Where Biofabrication Sits in This Picture
For readers of this publication, the explicit inclusion of 3D bioprinting within the NAMs framework is significant. The review’s organizing schematic for future NAM pipelines places bioprinting alongside stem cells, organ-on-chip systems, gene editing, microphysiological systems (MPS), and biomaterial scaffolds as core components of the in vitro NAM toolbox. Brain organoids incorporated into 3D bioprinted vascular networks appear as a cutting-edge model highlighted in the paper. Hydrogel microcapsules enabling scalable vascularized liver organoids are highlighted as a bioengineering advance that is addressing one of organoid biology’s persistent limitations.
The convergence being described is one where bioprinting is not a standalone technology but an infrastructure layer, providing the geometric control, vascular architecture, and scalable fabrication capability that organoid biology increasingly requires to move from a research tool to a regulatory-grade platform.
What Still Has to Be Solved
The review is careful not to overstate where the field stands. The authors identify three categories of bottleneck that must be addressed before NAMs can fully replace animal models in translational pipelines.
Biologically, most stem cell-derived models still represent developmentally immature states that do not fully capture late-onset disease phenotypes or age-associated epigenetic signatures. This limits their utility for studying conditions like Alzheimer’s or Parkinson’s, where pathology unfolds over decades.

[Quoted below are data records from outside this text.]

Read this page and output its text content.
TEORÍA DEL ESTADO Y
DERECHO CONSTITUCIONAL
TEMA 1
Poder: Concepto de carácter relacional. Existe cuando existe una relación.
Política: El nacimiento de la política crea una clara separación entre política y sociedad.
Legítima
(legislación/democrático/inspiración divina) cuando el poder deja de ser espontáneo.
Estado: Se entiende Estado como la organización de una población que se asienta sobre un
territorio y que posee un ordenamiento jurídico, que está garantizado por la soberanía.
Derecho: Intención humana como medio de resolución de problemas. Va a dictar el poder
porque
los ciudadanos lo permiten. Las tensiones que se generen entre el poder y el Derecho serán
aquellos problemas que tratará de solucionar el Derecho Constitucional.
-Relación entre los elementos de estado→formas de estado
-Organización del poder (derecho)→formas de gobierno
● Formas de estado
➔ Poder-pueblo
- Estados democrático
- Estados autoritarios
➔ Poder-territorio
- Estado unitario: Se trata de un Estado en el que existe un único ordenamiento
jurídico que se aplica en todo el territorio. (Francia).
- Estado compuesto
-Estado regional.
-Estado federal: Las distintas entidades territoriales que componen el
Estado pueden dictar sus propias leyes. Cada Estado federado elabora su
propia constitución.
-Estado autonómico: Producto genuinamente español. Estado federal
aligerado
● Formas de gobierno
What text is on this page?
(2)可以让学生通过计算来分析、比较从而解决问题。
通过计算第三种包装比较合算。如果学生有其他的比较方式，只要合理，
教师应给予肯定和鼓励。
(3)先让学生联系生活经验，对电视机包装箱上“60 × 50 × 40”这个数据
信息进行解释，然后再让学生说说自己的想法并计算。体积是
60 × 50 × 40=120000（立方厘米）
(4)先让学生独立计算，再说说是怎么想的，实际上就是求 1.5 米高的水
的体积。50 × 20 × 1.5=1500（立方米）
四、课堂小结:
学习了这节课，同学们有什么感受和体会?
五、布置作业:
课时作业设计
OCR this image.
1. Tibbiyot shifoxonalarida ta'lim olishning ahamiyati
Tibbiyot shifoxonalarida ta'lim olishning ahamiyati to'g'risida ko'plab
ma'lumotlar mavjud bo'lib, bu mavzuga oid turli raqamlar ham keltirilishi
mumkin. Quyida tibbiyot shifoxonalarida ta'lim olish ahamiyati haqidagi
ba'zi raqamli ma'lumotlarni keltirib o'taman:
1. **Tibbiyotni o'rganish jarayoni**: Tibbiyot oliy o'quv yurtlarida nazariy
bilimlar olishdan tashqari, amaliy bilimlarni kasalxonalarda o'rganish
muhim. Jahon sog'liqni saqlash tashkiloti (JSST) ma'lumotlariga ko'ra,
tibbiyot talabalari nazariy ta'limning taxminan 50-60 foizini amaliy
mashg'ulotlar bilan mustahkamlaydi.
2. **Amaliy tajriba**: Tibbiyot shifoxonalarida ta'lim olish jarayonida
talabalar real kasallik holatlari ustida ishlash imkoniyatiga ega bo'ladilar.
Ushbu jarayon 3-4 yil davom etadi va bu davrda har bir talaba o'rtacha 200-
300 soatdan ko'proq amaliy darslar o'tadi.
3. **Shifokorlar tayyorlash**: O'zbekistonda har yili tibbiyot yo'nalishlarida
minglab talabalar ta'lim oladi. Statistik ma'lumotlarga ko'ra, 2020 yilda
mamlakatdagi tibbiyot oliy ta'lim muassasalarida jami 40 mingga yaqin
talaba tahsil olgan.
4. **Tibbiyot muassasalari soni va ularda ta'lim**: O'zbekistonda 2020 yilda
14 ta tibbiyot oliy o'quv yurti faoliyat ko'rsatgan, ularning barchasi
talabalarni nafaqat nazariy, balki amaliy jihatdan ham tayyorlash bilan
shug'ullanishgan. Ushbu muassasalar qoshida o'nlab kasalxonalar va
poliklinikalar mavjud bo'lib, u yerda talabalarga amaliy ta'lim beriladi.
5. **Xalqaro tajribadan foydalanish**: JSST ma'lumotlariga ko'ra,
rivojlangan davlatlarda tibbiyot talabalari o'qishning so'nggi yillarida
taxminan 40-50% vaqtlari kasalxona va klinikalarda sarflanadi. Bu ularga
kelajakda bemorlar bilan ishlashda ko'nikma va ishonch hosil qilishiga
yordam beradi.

Technically, organoid systems still lack functional vasculature in most formats, have limited multicellular diversity, and are difficult to culture long-term at scale with reproducible outcomes. Pharmacokinetic assessments, which require whole-organ systemic exposure modeling, remain largely dependent on animal systems.
Regulatorily, the field needs standardized operating procedures, FAIR-compliant data sharing, cross-platform benchmarking frameworks, and validated assay readouts before NAMs can be widely accepted in submission packages. The authors call for coordinated public-private partnerships and global harmonization of guidelines to accelerate this process.
The Trajectory
The paper’s closing argument is worth sitting with. For the past 30 years, the authors write, drug discovery has been shaped by animal models. Over the next 30 years, those models will likely transition from a central to a supporting role, following the 3Rs principle of refinement, reduction, and ultimately replacement. What takes their place will be a combinatorial NAM framework, integrating in silico screening, in vitro stem cell and organoid platforms, and in chemico biomaterial approaches into a modular, human-centered discovery pipeline.
The practical implication for the biofabrication sector is straightforward: the scientific and regulatory infrastructure for human tissue models is being built now, and the platforms that can deliver reproducible, vascularized, organ-level biological fidelity at scale are the ones that will define the next phase of drug development.